Foi unindo essas características que a Inglaterra se tornou o país com times riquíssimos que lotam estádio, contratam estrelas (além de produzir as próprias) e, acima de tudo, oferecem disputa real a cada ano, mesmo que os protagonistas dificilmente mudem.

São quase sempre cinco ou seis times que têm chance de levantarem o caneco e também ir longe nas competições europeias, mas isso por si só já é diferente das ligas concorrentes – afinal, qual é a graça de ver um filme que você já sabe o final, que é exatamente a metáfora para os campeonatos francês, italiano e alemão, no mínimo?

O que esperar das grandes finais

Aubameyang fez três dos quatro gols do Arsenal sobre o Valencia, que levaram o time a uma final europeia pela primeira vez em 13 anos

Cinco ingleses já estão garantidos na próxima Liga dos Campeões, independentemente dos resultados, e, não bastasse, a Premier League é o último campeonato europeu a chegar na sua última rodada com o título ainda em aberto, graças a campanhas espetaculares de ambos Manchester City e Liverpool, recordistas de pontos.

Resta aos torcedores de Tottenham, Liverpool, Chelsea e a Arsenal esperar que seus respectivos clubes façam bonito um frente ao outro.
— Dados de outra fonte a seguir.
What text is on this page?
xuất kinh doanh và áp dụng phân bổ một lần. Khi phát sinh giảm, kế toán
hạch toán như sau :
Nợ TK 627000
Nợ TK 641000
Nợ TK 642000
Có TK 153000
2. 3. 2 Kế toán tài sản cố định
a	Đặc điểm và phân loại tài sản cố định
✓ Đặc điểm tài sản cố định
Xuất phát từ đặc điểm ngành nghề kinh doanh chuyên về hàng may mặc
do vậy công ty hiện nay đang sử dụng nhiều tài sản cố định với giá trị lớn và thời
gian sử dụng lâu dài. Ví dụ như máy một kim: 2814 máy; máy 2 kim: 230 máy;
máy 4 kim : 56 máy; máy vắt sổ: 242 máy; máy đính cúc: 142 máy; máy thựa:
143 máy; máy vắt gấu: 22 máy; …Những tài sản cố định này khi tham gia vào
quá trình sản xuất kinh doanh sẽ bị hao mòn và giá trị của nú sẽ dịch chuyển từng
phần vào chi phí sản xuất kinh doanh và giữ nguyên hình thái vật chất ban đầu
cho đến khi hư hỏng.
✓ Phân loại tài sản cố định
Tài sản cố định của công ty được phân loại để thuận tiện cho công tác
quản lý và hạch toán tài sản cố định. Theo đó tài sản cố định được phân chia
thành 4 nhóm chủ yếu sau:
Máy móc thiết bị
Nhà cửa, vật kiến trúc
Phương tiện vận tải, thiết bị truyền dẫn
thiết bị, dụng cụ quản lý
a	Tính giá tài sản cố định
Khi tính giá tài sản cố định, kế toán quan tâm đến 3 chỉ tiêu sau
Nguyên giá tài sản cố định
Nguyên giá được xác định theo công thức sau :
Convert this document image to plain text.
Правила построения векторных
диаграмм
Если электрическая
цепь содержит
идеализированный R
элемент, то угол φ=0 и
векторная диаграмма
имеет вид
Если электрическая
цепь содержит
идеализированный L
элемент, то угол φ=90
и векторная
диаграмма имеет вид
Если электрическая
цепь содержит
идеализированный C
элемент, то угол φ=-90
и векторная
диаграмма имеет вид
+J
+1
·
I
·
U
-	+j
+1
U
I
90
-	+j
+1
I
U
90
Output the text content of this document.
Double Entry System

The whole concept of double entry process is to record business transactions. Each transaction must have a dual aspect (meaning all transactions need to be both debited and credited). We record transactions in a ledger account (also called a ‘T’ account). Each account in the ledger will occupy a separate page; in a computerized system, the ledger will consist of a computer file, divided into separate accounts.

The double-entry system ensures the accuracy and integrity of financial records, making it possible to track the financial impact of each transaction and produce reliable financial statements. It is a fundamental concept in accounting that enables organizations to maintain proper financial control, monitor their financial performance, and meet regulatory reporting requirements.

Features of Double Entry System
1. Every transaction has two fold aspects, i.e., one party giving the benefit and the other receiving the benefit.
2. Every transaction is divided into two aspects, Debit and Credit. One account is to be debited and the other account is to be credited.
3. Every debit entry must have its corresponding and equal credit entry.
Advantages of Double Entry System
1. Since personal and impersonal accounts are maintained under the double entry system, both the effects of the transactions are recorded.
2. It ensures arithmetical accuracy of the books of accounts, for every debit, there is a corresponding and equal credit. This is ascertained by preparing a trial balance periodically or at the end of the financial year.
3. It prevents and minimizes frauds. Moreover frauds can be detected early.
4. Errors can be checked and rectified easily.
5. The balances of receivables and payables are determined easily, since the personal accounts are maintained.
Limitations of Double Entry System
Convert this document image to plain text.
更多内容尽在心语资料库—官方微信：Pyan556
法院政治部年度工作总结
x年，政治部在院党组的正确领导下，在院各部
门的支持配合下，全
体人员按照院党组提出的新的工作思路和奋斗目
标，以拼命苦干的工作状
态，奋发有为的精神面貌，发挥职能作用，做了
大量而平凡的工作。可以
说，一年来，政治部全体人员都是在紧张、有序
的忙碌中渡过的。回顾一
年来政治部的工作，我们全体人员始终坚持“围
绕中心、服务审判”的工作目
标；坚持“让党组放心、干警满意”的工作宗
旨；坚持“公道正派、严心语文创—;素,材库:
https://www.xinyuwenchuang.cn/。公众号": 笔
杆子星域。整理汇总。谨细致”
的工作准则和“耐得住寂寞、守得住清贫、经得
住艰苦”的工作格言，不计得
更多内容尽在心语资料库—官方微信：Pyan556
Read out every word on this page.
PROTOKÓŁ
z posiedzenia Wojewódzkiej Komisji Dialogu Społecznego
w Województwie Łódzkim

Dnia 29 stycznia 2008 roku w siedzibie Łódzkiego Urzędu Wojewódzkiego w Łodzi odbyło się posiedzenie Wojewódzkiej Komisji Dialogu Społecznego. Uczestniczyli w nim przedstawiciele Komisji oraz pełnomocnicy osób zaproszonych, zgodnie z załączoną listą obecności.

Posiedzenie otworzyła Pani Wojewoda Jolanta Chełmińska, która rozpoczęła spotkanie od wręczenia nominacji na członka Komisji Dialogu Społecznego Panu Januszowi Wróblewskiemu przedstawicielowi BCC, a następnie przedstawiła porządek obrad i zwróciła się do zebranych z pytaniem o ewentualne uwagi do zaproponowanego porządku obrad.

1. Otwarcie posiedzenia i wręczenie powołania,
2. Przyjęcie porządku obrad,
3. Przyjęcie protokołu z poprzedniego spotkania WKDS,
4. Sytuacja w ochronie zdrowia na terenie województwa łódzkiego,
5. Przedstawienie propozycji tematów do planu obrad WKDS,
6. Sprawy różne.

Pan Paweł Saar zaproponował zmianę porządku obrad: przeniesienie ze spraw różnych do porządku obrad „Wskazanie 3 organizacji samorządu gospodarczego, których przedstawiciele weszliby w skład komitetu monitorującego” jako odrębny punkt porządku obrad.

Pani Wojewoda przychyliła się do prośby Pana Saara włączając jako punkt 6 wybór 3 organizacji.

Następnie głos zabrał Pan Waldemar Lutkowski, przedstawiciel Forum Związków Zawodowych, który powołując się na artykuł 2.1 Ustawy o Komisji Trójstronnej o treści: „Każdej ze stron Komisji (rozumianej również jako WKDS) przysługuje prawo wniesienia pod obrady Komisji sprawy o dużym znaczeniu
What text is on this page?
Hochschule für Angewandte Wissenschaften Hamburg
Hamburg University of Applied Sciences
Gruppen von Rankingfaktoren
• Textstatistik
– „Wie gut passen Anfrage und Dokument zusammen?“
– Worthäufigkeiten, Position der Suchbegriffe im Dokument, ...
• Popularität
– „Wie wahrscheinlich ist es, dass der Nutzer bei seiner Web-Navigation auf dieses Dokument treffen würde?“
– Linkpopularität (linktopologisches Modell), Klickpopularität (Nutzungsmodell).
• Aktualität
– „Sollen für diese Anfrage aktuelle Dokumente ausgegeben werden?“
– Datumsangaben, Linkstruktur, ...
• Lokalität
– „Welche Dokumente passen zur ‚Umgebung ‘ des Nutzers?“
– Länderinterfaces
As odds em Betfair para o campeão da Liga dos Campeões é de 2,5 para 1 se der Tottenham e 1,5 para 1 se der Liverpool. Na Europa League, título do Chelsea paga 1,65 par 1, enquanto que se o troféu for para o Arsenal, o pagamento é de 2,25 para 1. É clichê e óbvio, mas só podemos dizer que, independentemente dos campeões, o futebol inglês já ganhou. O país mostrou ao mundo, de novo, que está num patamar difícil de rivalizar.